Have you ever been looking through the SharePoint ULS logs trying to troubleshoot one issue or another and come across entries such as this:

[Forced due to logging gap, Original Level: <TraceLevel>] <Some message> {0}

I was recently working with a client who noticed an message like this in the ULS logs and was baffled by the fact that the {0} was not being replaced with the relevant data referred to in the message text. I ’d noticed this in the past but never bothered looking into it to figure out what was up with it so I decided to crack open Reflector and poke around a bit.

What I found was that there was a method, SendTraceData(), which is part of the Microsoft.SharePoint.Diagnostics.ULS class and it is within this method that the [Forced due to logging gap…] message is appended to the string that is to be written to the ULS logs (this happens when the time between log writes exceeds the default 50ms). Within the routine that is adding this string there is a test to see if the ExpandForcedLoggingMessages property is false, and if it is then set whatever data was provided to null, thereby clearing the relevant information that would be used in any subsequent string.Format() call to add the data to the message. Here’s a screenshot showing that code so you can see what I mean:

private static void SendTraceData()

So the trick to figuring out why the {0} is not being replaced with the appropriate value is to understand how that ExpandForcedLoggingMessages property is set. I did some more digging with the Reflector analyze tool and found that in the CompleteInit() method of the same Microsoft.SharePoint.Diagnostics.ULS class there is code which sets the property based on the value of the \_ULS\_EXPAND\_FORCED\_LOGGING\_MESSAGES\_ environment variable:

private static unsafe void CompleteInit()

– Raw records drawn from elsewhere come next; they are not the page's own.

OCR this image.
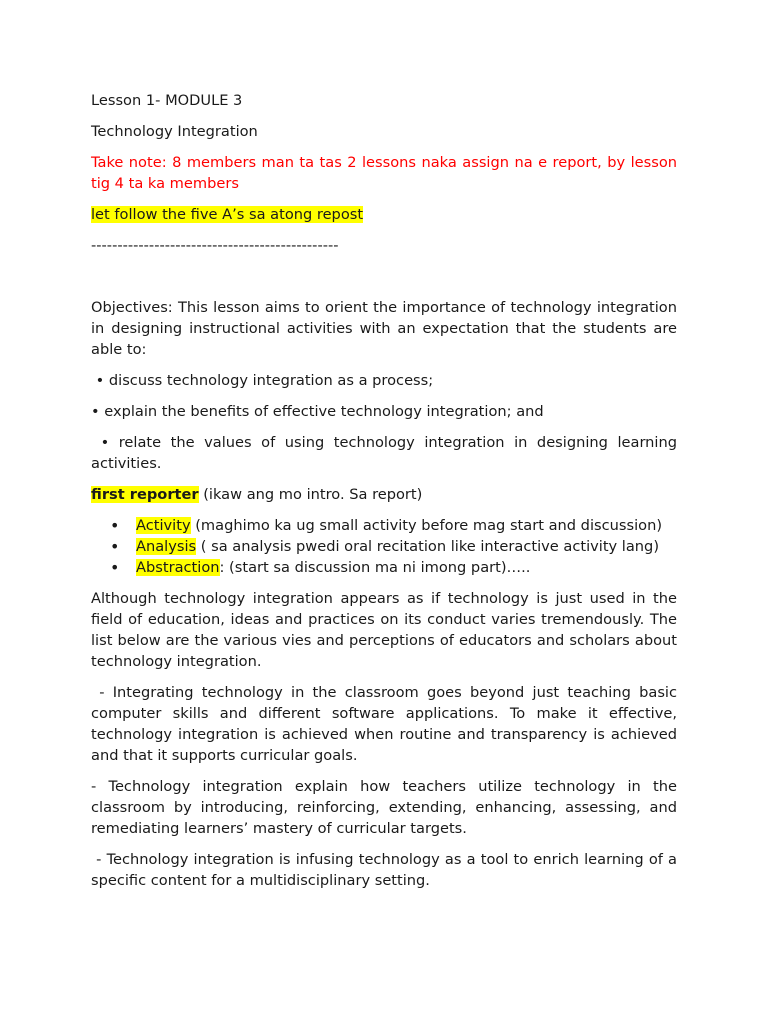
Lesson 1- MODULE 3

Technology Integration

Take note: 8 members man ta tas 2 lessons naka assign na e report, by lesson tig 4 ta ka members

let follow the five A’s sa atong repost

-----------------------------------------------

Objectives: This lesson aims to orient the importance of technology integration in designing instructional activities with an expectation that the students are able to:

• discuss technology integration as a process;

• explain the benefits of effective technology integration; and

• relate the values of using technology integration in designing learning activities.

first reporter (ikaw ang mo intro. Sa report)

• Activity (maghimo ka ug small activity before mag start and discussion)
• Analysis ( sa analysis pwedi oral recitation like interactive activity lang)
• Abstraction: (start sa discussion ma ni imong part)…..

Although technology integration appears as if technology is just used in the field of education, ideas and practices on its conduct varies tremendously. The list below are the various vies and perceptions of educators and scholars about technology integration.

- Integrating technology in the classroom goes beyond just teaching basic computer skills and different software applications. To make it effective, technology integration is achieved when routine and transparency is achieved and that it supports curricular goals.

- Technology integration explain how teachers utilize technology in the classroom by introducing, reinforcing, extending, enhancing, assessing, and remediating learners’ mastery of curricular targets.

- Technology integration is infusing technology as a tool to enrich learning of a specific content for a multidisciplinary setting.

This variable, by default, is not set (and I can’t find one lick of documentation about it) but if we create the variable and set it to a value of true and reboot the server we will find that suddenly the values are being populated (or expanded) on that server (for this to take affect farm wide you need to do this on each server in the farm).

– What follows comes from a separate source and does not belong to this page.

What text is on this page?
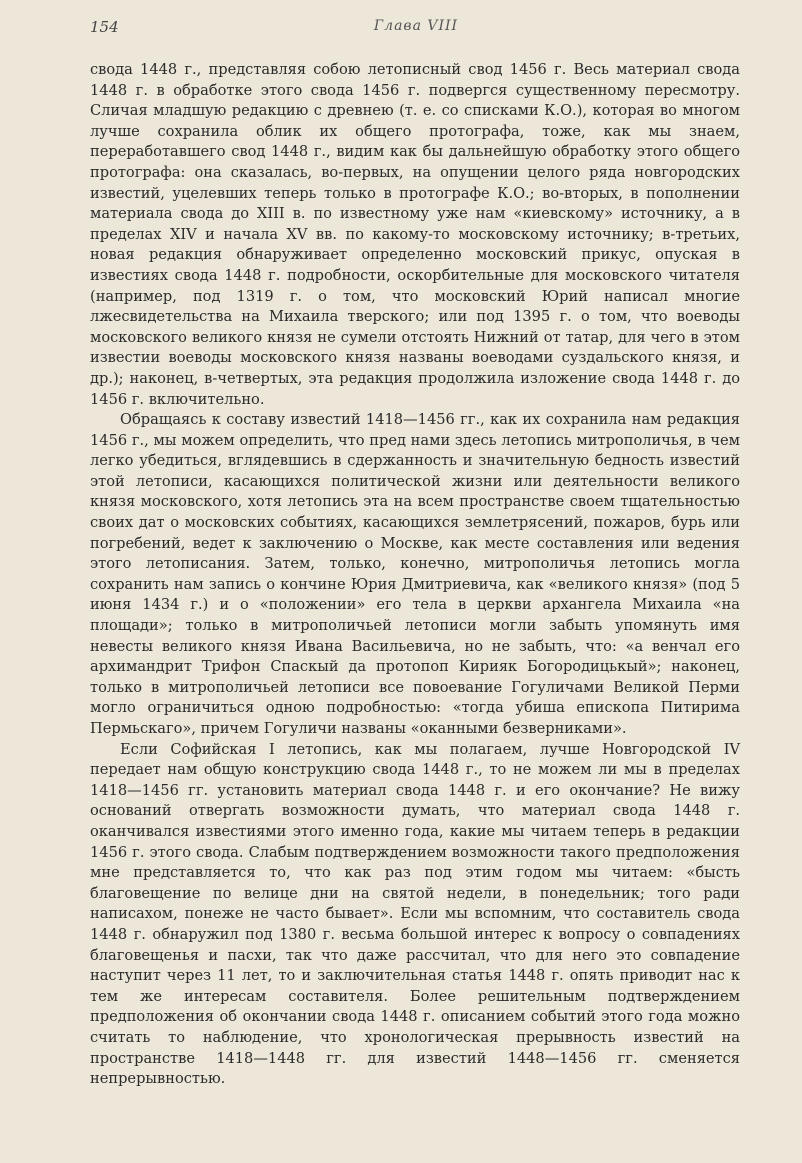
154	Глава VIII

свода 1448 г., представляя собою летописный свод 1456 г. Весь материал свода 1448 г. в обработке этого свода 1456 г. подвергся существенному пересмотру. Сличая младшую редакцию с древнею (т. е. со списками К.О.), которая во многом лучше сохранила облик их общего протографа, тоже, как мы знаем, переработавшего свод 1448 г., видим как бы дальнейшую обработку этого общего протографа: она сказалась, во-первых, на опущении целого ряда новгородских известий, уцелевших теперь только в протографе К.О.; во-вторых, в пополнении материала свода до XIII в. по известному уже нам «киевскому» источнику, а в пределах XIV и начала XV вв. по какому-то московскому источнику; в-третьих, новая редакция обнаруживает определенно московский прикус, опуская в известиях свода 1448 г. подробности, оскорбительные для московского читателя (например, под 1319 г. о том, что московский Юрий написал многие лжесвидетельства на Михаила тверского; или под 1395 г. о том, что воеводы московского великого князя не сумели отстоять Нижний от татар, для чего в этом известии воеводы московского князя названы воеводами суздальского князя, и др.); наконец, в-четвертых, эта редакция продолжила изложение свода 1448 г. до 1456 г. включительно.

Обращаясь к составу известий 1418—1456 гг., как их сохранила нам редакция 1456 г., мы можем определить, что пред нами здесь летопись митрополичья, в чем легко убедиться, вглядевшись в сдержанность и значительную бедность известий этой летописи, касающихся политической жизни или деятельности великого князя московского, хотя летопись эта на всем пространстве своем тщательностью своих дат о московских событиях, касающихся землетрясений, пожаров, бурь или погребений, ведет к заключению о Москве, как месте составления или ведения этого летописания. Затем, только, конечно, митрополичья летопись могла сохранить нам запись о кончине Юрия Дмитриевича, как «великого князя» (под 5 июня 1434 г.) и о «положении» его тела в церкви архангела Михаила «на площади»; только в митрополичьей летописи могли забыть упомянуть имя невесты великого князя Ивана Васильевича, но не забыть, что: «а венчал его архимандрит Трифон Спаскый да протопоп Кирияк Богородицькый»; наконец, только в митрополичьей летописи все повоевание Гогуличами Великой Перми могло ограничиться одною подробностью: «тогда убиша епископа Питирима Пермьскаго», причем Гогуличи названы «оканными безверниками».

Если Софийская I летопись, как мы полагаем, лучше Новгородской IV передает нам общую конструкцию свода 1448 г., то не можем ли мы в пределах 1418—1456 гг. установить материал свода 1448 г. и его окончание? Не вижу оснований отвергать возможности думать, что материал свода 1448 г. оканчивался известиями этого именно года, какие мы читаем теперь в редакции 1456 г. этого свода. Слабым подтверждением возможности такого предположения мне представляется то, что как раз под этим годом мы читаем: «бысть благовещение по велице дни на святой недели, в понедельник; того ради написахом, понеже не часто бывает». Если мы вспомним, что составитель свода 1448 г. обнаружил под 1380 г. весьма большой интерес к вопросу о совпадениях благовещенья и пасхи, так что даже рассчитал, что для него это совпадение наступит через 11 лет, то и заключительная статья 1448 г. опять приводит нас к тем же интересам составителя. Более решительным подтверждением предположения об окончании свода 1448 г. описанием событий этого года можно считать то наблюдение, что хронологическая прерывность известий на пространстве 1418—1448 гг. для известий 1448—1456 гг. сменяется непрерывностью.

To set the variable you can either do it manually via the computer properties or you can use this simple PowerShell command:

1[System.Environment]::SetEnvironmentVariable("_ULS_EXPAND_FORCED_LOGGING_MESSAGES_", "true", "Machine")

Don’t forget to reboot the machine after you set the variable.

Because I didn’t want to wait for a particular event to occur to validate that this actually worked I decided to create a simple test script which called the SendTraceData() method. Because the containing class is internal I had to use some reflection to make this work but you shouldn’t need to run this code – I only include it here for completeness to show how I validated that the change worked as expected:

1$bindings = @("InvokeMethod", "NonPublic", "Instance", "Static", "Public", "GetField", "GetProperty")
2$asm = [System.Reflection.Assembly]::LoadWithPartialName("Microsoft.SharePoint")
3$type = $asm.GetType("Microsoft.SharePoint.Diagnostics.ULS")
4$ulscatType = $asm.GetType("Microsoft.SharePoint.Diagnostics.ULSCat")
5$ulscat = $ulscatType.GetProperty("msoulscatUnknown").GetValue($null, $null)
6$method = $type.GetMethod("SendTraceData", $bindings)
7$method.Invoke($null, @($true, [System.UInt32]0, $ulscat, 20, "This is test data: '{0}'.", @("hello world")))

If we look at the ULS logs using ULSViewer we can see our test event got created and the data was preserved:


And now you know how to get that {0} populated with data which may or may not be useful but I personally would rather have more data available when troubleshooting an issue and hate the idea of having possibly key information nullified.

Oh, and while you’re looking at the CompleteInit() method you may have noticed that there’s also a \_ULS\_MAX\_LOGGING\_GAP\_IN\_MILLISECONDS_ environment variable and a \_ULS\_EXPAND\_FORCED\_LOGGING\_CACHED\_MESSAGES_ environment variable. The later is similar to the one I’ve been talking about and is related to messages you see that look like this:

[Forced due to logging gap, cached @ <Date>, Original Level: <TraceLevel>] <Some message> {0}

So if you’re going to enable the one you should probably enable the other as well.

The \_ULS\_MAX\_LOGGING\_GAP\_IN\_MILLISECONDS_ environment variable controls how big, in milliseconds, the maximum logging gap should be. By default the value is 50 milliseconds. I would recommend not changing this value but if you want events written more frequently to the ULS logs then you can lower the value or likewise if you want the events written less frequently you can bump up the value (note that you won’t lose events, it just affects how often SharePoint is writing to the file).

I hope this information helps you with your troubleshooting adventures!